About that Gillette ad

A couple months ago, Gillette got the bright idea to make an ad that allegedly portrayed much of their customer base as… toxic. I learned about the ad but haven’t seen it. Don’t really care to watch it either.

Marketing teams will make stupid messages. That’s been the way of it since the dawn of marketing. Just do a Google search for “worst marketing campaigns” (without quotes) and you’ll find lists others have compiled of various marketing campaigns through the years. The Gillette ad may be on a future list – depending on who compiles it. Now, count how many of those companies folded or suffered a serious financial setback as a result of those marketing campaigns.
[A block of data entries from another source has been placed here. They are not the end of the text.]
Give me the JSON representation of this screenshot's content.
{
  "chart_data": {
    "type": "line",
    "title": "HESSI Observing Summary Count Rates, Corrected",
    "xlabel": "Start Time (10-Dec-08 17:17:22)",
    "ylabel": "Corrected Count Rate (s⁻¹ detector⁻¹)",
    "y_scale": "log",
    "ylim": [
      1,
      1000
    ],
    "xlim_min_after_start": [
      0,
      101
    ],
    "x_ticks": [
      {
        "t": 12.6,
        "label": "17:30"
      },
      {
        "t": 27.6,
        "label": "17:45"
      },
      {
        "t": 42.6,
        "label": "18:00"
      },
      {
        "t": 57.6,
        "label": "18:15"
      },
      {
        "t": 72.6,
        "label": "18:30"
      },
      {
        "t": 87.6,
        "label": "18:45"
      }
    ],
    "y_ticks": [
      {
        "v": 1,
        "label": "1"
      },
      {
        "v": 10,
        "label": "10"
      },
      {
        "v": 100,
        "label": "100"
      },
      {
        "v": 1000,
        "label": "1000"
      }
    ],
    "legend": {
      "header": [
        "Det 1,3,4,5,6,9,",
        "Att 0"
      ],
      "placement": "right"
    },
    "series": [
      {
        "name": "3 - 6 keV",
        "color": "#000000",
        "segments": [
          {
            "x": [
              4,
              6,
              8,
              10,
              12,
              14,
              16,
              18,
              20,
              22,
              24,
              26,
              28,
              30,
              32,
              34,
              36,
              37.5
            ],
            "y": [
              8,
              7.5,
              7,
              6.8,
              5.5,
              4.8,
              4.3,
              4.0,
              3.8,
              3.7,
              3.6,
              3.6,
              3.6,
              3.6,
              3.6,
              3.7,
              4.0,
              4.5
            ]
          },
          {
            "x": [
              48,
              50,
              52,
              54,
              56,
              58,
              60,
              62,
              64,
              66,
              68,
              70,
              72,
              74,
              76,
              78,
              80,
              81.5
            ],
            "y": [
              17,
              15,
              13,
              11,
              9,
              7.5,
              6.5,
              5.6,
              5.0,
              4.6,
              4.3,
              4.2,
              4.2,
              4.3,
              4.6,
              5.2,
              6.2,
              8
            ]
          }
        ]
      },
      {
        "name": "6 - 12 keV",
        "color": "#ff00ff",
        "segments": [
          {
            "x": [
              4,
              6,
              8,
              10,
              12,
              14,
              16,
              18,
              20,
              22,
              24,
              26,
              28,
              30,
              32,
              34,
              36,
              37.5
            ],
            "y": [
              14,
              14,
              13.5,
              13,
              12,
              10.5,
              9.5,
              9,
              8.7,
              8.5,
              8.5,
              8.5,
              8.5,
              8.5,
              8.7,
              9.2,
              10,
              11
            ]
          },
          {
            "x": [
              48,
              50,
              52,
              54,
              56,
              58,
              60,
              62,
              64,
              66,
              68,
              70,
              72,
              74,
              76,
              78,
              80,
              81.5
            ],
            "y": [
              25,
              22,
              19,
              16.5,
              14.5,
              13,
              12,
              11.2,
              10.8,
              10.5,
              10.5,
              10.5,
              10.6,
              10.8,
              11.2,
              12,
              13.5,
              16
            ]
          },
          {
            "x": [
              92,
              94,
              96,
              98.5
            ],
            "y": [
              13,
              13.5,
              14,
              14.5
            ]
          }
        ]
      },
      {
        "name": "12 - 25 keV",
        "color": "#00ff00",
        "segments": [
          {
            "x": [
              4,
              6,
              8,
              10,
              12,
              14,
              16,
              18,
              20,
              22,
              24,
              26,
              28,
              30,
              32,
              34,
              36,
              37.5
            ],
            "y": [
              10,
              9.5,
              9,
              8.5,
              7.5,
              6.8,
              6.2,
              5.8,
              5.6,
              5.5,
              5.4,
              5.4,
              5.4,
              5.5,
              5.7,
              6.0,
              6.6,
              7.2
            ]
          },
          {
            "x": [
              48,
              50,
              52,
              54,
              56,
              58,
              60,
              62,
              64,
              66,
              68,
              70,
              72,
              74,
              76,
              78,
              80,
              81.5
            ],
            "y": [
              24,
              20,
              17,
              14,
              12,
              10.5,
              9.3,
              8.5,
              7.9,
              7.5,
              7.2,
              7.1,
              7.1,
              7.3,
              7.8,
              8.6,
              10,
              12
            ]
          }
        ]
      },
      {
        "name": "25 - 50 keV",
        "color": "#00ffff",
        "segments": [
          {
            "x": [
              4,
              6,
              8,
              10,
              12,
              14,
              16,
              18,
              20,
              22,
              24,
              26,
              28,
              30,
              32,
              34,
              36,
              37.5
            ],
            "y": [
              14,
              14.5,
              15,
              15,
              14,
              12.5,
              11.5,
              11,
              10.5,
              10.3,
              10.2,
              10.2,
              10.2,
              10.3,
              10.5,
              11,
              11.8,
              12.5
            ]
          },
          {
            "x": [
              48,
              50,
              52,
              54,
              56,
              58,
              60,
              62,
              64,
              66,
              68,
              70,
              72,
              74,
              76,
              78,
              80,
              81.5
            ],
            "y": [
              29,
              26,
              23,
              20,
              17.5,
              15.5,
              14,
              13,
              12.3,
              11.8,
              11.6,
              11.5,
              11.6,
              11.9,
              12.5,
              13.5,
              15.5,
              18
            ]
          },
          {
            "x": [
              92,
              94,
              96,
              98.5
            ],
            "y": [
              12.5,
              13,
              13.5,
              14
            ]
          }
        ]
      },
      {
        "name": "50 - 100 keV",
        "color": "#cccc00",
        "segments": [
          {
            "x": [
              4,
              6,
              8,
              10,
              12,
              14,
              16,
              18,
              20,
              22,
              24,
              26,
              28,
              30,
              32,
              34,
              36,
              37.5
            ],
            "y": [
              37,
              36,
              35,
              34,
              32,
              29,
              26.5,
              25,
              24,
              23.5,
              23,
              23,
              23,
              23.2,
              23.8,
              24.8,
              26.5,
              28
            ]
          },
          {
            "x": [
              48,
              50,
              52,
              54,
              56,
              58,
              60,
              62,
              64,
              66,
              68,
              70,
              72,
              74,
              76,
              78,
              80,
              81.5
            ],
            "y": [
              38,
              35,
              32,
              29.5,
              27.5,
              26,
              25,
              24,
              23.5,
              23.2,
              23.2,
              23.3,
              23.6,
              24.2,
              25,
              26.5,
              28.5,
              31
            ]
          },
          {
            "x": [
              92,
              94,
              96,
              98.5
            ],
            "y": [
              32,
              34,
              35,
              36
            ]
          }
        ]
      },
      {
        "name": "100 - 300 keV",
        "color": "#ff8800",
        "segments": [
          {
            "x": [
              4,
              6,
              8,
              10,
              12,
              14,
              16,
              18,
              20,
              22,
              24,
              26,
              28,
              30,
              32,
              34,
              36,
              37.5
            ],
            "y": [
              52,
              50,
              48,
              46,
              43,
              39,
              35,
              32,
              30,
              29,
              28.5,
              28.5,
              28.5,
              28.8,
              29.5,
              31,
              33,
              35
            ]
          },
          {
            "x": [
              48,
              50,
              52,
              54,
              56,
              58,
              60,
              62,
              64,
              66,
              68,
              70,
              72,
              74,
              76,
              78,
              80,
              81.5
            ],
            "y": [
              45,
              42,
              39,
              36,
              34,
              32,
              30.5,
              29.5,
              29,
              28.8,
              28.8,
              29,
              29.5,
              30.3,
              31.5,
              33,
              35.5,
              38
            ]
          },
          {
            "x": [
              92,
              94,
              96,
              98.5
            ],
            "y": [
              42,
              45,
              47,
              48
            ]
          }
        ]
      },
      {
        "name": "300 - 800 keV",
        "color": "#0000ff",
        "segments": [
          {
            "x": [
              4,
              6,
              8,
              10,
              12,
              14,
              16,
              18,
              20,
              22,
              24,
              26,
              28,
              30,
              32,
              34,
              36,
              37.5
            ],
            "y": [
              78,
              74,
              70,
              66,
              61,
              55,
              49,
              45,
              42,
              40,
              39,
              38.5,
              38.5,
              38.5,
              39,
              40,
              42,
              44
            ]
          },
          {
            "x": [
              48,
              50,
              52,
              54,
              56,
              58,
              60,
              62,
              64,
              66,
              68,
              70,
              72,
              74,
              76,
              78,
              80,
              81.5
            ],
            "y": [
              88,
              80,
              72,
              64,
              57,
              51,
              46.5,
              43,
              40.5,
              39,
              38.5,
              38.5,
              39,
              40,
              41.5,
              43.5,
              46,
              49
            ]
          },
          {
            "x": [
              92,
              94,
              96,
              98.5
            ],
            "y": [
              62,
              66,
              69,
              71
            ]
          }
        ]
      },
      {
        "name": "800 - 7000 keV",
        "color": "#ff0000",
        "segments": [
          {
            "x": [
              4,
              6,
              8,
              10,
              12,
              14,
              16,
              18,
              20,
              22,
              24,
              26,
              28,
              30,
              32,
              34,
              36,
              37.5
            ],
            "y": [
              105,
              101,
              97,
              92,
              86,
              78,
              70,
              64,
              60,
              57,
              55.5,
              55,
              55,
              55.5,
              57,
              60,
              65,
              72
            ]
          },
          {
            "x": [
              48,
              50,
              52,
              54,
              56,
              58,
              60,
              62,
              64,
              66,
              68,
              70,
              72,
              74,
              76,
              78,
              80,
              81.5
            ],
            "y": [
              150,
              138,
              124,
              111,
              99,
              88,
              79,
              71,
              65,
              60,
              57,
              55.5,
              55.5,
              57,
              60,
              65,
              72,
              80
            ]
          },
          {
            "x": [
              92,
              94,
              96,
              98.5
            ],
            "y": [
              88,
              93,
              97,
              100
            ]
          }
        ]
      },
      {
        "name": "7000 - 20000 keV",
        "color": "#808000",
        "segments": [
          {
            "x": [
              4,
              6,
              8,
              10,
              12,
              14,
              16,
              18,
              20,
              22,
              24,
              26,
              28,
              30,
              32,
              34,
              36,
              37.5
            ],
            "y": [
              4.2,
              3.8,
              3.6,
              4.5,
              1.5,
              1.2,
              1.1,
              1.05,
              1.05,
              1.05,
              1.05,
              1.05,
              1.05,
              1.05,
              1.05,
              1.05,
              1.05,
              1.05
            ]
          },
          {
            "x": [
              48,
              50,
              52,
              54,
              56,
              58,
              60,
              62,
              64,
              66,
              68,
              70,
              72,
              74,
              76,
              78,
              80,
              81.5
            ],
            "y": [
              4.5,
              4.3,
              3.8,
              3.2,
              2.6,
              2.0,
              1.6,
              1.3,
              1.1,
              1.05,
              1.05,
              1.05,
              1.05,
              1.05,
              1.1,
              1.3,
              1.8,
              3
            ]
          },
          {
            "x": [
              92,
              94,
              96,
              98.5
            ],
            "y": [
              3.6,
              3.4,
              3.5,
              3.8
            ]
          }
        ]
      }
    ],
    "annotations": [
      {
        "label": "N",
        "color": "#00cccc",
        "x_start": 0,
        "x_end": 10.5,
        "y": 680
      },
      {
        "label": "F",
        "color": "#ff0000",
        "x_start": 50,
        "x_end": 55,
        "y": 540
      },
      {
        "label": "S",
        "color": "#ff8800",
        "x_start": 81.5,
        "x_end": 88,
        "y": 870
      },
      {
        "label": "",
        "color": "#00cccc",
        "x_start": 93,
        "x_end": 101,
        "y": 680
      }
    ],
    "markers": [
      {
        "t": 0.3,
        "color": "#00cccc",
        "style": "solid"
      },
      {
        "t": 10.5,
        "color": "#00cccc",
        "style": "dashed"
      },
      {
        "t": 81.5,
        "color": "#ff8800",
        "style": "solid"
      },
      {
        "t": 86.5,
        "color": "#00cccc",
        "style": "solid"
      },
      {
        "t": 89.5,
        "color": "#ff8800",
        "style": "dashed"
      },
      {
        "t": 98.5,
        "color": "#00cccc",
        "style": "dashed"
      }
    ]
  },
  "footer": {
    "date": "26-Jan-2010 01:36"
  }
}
Hint: very few.

It is rare for marketing blunders to take down companies, or take them from profitable to not. And in cases where that does happen, it is to companies that were already on the rocks. It almost doesn’t happen to established, profitable brands.

Even the adage “get woke, go broke” has yet to hold true. I’ve yet to see a major brand adopting social justice messages and then folding or no longer being profitable as a result of that. As such I don’t buy the report from RedState that “Gillette is Feeling the Financial Burn” due to the ad. For one the headline doesn’t fit the content of their article:

But sales of grooming products, including Gillette, slipped 1%, continuing a long string of declines. Margins disappointed.

In other words, it was already on a downward slope before the ad.

Market Watch notes that this may be a grooming product problem overall due to the relaxation of workplaces and the emerging popularity of beards, as well as online brands such as Dollar Shave Club gaining larger footholds in the market.

Instead RedState and others outraged at the ad are hoping the Gillette brand is suffering from that marketing blunder. But there’s no evidence saying it is. That didn’t stop RedState from stating outright it is. And even if that is true, there likely never will be that kind of evidence, simply due to how marketing works. Here’s a hint: no established brand ever has only one marketing campaign active at any given time.

Prior to the “toxic masculinity” ad, I thought it was only the social justice warriors hell bent on policing every message coming from every company. So I now stand corrected.

I largely ignore advertising and typically do not buy based on any advertising. I don’t really care about advertising or what a company says in their ads. I care more about the products.

As such, I have not joined the “boycott” of the Gillette brand. And won’t be. I have my reasons.

About 9 or so years ago, I started evaluating a LOT of shaving options after using an electric for quite a while and deciding that I was done with it. And I was done as well with trying to maintain a beard. I looked at various wet shaving options to find something that would work. I tried options from Bic, Schick, Gillette, and even purchased an Edwin Jagger safety razor to try with different blades – and yes, I ordered it direct from the United Kingdom.

After a lot of trial and error, over the course of… a couple years, with my skin just loving it the entire time, I settled on using “traditional” shaving cream and a Gillette Mach 3 Turbo. Specifically I use C.O. Bigelow, which is available readily at Bath & Body Works for $10 (buy 2 get 1 free), a badger shaving brush (recently acquired a silver tip brush), and a scuttle.

The razor I’m not about to give up merely because Gillette made a marketing blunder. I don’t let others dictate my purchase decisions.

And I’m not so small-minded that I’ll abandon a product or brand over one bad marketing campaign.